Stunde der Jäger

Gunnar Decker über »Zeit des Zorns« von Rafi Pitts (Wettbewerb)

  • Lesedauer: 3 Min.
Es ist absurd, dass im 21. Jahrhundert Menschen sterben, bloß weil sie sagen, was sie denken.«
Rafi Pitts
Rafi Pitts, Darsteller, Drehbuchautor, Regisseur
Rafi Pitts, Darsteller, Drehbuchautor, Regisseur

Der Iran von heute macht immer mehr Menschen einsam. Was soll man auch tun in einem Land, in dem Wahlen auf schamlose Weise gefälscht werden, in dem die Rechte des Einzelnen so gar nichts gelten?

Rafi Pitts, Jahrgang 1967, Sohn eines Briten und einer Iranerin, stellte noch in seinem letzten Film »It's Winter« die Ohnmacht des Einzelnen in den Mittelpunkt. In »Zeit des Zorns« ist es die Revolte. Die Dreharbeiten in Teheran fielen in die Zeit der Proteste der Opposition gegen die Wahlfälschung und deren blutige Niederschlagung. Der Regisseur selbst spielt die Hauptrolle. Ein schweigsamer Mann, politisch vorbelastet, bereits im Gefängnis gewesen, lebt mit Frau und Tochter ein zurückgezogenes Leben. Er arbeitet in einer Fabrik in der Nachtschicht und an den Tagen geht er jagen in den Wäldern rund um die Stadt.

Ein Mann und sein Gewehr. Wir sehen nie, worauf er schießt. Rafi Pitts zieht sich hier auf existenzielle Metaphern zurück, das Schweigen in diesem Film ist das vor dem Sturm. Manche Kritiker zeigten sich bereits erstaunt und enttäuscht darüber, dass Pitts keinen politischen Protestfilm gemacht habe, sondern wir immer ihn selbst als in sich gekehrten, geradezu erstarrten Mann sehen, den nur noch wenig dazu bringt, sich unterzuordnen.

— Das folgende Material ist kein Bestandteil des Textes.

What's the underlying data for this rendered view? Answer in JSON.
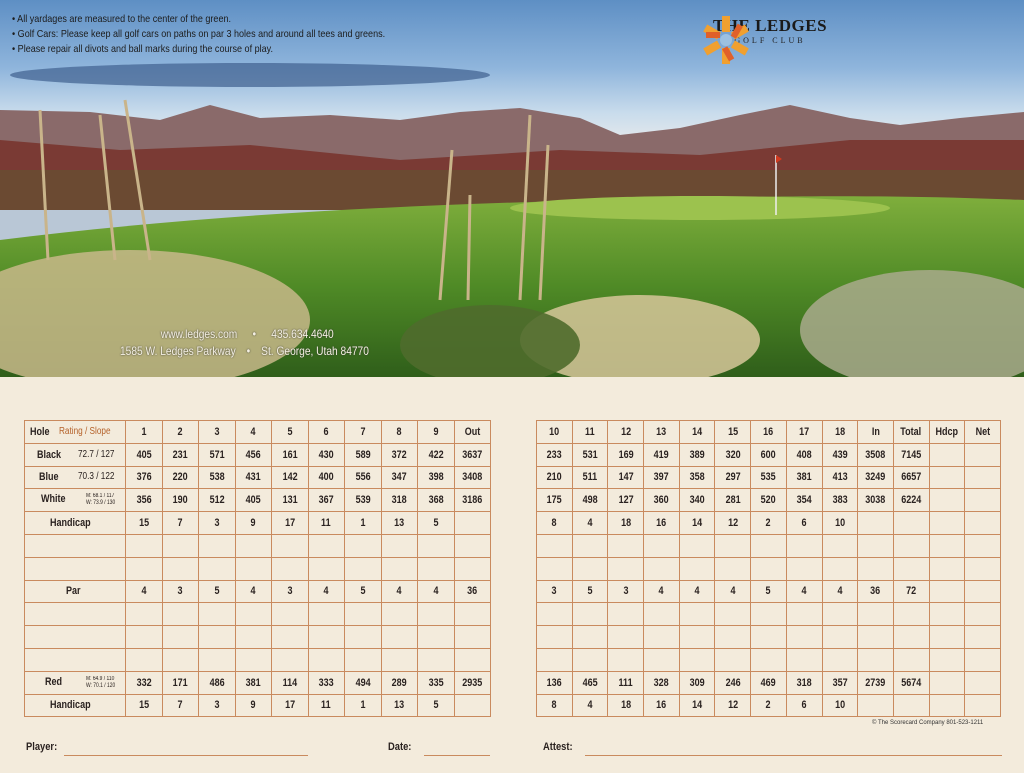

Eines Tages sind seine Frau und Tochter verschwunden. Nach langem Warten vor Behördentüren, endlosen Wegen durch irgendwelche Korridore, lässt es sich vor ihm nicht länger verheimlichen: Sie sind tot, erschossen bei Straßenkämpfen von Polizei und Aufständischen. Ein Versehen, mehr nicht. Der Mann nickt und wir wissen, für ihn ist sein Leben beendet. Nun beginnt ein Roadmovie, die Elegie einer Rache, so subtil gefilmt in melancholischen Einstellungen, als gelte es einen langen Abschiedsblick auf dieses Land zu werfen, auf Teheran mit seinen überfüllten Stadtautobahnen, die diese Stadt so verwirrend westlich wirken lassen, dass der Anachronismus eines religiös verfassten Staates in jedem Bild spürbar bleibt. Welch unerträgliche Einschnürung! Aber auch für Iran gilt: Wie es ist, kann es nicht bleiben. Der Regisseur über Amerika und Iran »Da hassen sich zwei Staaten, aber was den Wahnsinn der Städte betrifft, nehmen sie sich nichts. Die Straßen, die Hausflure, die Korridore, es ist ein Labyrinth, und auch der Wald in der in der zweiten Filmhälfte ist ein Dschungel, ohne Grün, ohne Blätter, ohne Ausweg.«

Doch dieser Film ist kein bloßes Dokument der Ausweglosigkeit. Denn der Mann nimmt sein Gewehr, stumm und entschlossen. Wie in Hermann Hesses Autojagdkapitel im »Steppenwolf« beginnt er von einem Hügel aus die Autos auf dem Highway zu beschießen. Ein Amokläufer, ein Terrorist? Ein Partisan in eigenem Auftrag. Ein Mörder aber nun auch er, denn er erschießt wahllos einen Polizisten vor seinem Auto. Das ist noch nicht das Zeichen für einen Neuanfang, das ist der absolute Endpunkt. Wenn ein so stiller Mensch sein Gewehr nimmt und auf die Polizei schießt, dann kann es niemand mehr übersehen.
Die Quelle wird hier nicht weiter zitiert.